I still, nearly 10 months postpartum, even deal with extreme anxiety on a daily basis - doing my very best to conceal it from people around me to avoid judgment or skepticism. It flares up with things having to do with Reagan (that you'd probably expect) like leaving her, trusting her with others, safety, driving, exposure to illness, medical decisions, something happening to us - but also down to the SMALLEST daily things (that you may not expect) like feeding, interaction with our dogs or even sleep. 

I know now, beyond a shadow of a doubt, that it doesn't matter how strong you feel like you are or how amazing your support system is. None of us are "beyond" being susceptible to dealing with one or more of these conditions.

Please be sure to reach out to someone if you need to talk!

Get yourself a postpartum buddy

Speaking of support - it is SO important to have.
So you KNOW you've got the option to confide in someone when you need it.

Find a friend you can text at the most random time (hello, nighttime nursing hours) who is either in the trenches with you or has gone through the same season of life recently.

Being able to talk, ask questions, bounce ideas off another brain or even vent is more therapeutic than you realize.
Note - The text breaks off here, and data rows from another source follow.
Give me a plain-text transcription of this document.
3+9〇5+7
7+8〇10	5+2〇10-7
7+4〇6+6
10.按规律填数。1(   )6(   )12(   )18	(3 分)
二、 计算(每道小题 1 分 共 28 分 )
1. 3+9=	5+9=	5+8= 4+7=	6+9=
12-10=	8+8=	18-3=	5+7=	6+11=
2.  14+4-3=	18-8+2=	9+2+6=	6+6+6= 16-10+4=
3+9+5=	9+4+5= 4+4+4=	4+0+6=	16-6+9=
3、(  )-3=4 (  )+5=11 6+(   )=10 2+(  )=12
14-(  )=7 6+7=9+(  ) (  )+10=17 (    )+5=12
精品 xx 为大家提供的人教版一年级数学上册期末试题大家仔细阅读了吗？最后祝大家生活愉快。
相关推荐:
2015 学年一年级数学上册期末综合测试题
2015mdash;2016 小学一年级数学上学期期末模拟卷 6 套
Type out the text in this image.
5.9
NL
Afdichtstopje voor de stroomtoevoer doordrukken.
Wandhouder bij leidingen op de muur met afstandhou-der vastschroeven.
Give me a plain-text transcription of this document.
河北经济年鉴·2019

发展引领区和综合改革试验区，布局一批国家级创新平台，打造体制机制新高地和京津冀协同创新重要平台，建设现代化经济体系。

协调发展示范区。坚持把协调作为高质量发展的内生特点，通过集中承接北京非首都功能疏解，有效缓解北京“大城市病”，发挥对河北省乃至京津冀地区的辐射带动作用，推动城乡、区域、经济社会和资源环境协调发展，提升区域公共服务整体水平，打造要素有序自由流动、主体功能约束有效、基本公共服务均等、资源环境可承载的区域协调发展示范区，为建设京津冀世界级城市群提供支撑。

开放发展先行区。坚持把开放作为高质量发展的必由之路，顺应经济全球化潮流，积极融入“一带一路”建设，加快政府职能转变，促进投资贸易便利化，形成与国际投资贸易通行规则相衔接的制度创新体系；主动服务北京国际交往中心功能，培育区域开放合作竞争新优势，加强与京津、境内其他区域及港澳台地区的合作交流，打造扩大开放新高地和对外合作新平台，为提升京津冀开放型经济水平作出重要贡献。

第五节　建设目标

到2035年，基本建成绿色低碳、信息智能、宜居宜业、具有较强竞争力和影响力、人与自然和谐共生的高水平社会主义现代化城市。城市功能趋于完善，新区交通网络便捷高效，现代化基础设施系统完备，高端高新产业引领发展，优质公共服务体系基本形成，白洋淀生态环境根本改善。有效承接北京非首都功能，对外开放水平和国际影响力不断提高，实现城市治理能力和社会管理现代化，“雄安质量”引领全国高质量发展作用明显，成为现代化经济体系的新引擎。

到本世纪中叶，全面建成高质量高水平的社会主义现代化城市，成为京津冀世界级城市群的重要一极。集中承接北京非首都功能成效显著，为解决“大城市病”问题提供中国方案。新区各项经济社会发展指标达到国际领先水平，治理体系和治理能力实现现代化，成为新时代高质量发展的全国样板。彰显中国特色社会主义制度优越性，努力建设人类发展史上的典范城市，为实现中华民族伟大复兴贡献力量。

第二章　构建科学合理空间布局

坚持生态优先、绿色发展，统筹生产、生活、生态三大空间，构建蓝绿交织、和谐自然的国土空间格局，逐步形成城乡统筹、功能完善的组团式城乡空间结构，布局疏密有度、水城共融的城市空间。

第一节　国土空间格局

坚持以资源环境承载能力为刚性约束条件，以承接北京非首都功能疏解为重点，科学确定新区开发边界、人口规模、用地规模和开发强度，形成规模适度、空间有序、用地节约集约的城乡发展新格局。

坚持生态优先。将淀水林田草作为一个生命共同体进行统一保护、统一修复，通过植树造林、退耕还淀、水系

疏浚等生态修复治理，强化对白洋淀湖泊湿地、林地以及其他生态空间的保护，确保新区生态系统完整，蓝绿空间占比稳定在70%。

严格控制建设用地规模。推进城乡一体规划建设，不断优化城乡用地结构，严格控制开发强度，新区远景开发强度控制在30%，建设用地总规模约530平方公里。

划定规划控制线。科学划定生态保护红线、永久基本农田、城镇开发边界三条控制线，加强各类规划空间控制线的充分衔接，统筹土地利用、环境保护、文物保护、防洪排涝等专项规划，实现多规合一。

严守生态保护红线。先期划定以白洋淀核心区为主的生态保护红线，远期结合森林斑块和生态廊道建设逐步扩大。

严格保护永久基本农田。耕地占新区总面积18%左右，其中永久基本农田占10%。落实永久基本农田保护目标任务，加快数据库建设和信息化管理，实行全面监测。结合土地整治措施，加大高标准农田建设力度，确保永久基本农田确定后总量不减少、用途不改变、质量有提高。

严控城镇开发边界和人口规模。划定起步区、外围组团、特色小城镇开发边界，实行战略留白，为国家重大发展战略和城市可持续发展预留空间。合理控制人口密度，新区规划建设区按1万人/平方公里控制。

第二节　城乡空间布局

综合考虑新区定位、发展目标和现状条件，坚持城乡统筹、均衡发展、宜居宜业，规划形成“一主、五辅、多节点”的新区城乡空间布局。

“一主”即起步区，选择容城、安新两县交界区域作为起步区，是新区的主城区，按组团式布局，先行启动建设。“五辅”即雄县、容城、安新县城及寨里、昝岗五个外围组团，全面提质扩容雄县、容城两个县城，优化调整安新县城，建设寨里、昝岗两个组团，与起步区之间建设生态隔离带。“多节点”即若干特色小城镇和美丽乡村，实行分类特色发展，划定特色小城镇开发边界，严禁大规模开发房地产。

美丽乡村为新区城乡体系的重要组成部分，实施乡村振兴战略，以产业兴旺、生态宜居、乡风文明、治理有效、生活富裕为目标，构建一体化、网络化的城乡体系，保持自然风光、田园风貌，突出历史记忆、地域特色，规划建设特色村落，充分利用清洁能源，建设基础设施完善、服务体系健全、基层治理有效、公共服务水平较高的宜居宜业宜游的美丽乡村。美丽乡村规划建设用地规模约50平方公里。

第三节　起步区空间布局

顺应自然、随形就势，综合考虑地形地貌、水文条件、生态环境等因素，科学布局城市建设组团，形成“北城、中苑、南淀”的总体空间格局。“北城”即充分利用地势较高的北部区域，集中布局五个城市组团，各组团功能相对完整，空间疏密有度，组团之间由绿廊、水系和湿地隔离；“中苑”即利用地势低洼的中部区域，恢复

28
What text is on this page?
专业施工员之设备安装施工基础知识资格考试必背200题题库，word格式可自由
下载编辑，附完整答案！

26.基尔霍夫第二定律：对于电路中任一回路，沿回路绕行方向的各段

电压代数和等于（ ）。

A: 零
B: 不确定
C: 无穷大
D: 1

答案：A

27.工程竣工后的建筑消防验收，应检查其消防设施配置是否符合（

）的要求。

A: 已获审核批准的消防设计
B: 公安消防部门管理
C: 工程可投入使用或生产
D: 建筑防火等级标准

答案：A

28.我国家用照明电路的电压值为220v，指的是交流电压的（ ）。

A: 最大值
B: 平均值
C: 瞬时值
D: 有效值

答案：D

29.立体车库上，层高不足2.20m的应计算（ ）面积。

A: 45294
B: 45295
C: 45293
Empathy & a listening ear is everything!

Your dear friends who haven't gone through life with a newborn are so special & you do need them.. BUT, when you barely have time to talk & it's pretty much always about your life in the trenches - there's just nothing like having a postpartum buddy!

Shout out to the girls who got me through - my sister Lauren, Kinsey, Ali, Brittany & Uli. Love y'all!
__________________________________________

That's all for today!

Writing this post flooded my heart & mind with so many memories and feelings from the hardest season of my life. A season that made Nate & I so much stronger as a couple. A season that taught us sacrificial love. A season that started a bond with our little girl that words cannot describe.

 Life with a newborn is certainly a wild ride - but I'd do it all over again in a heartbeat for the love I've found as a mother!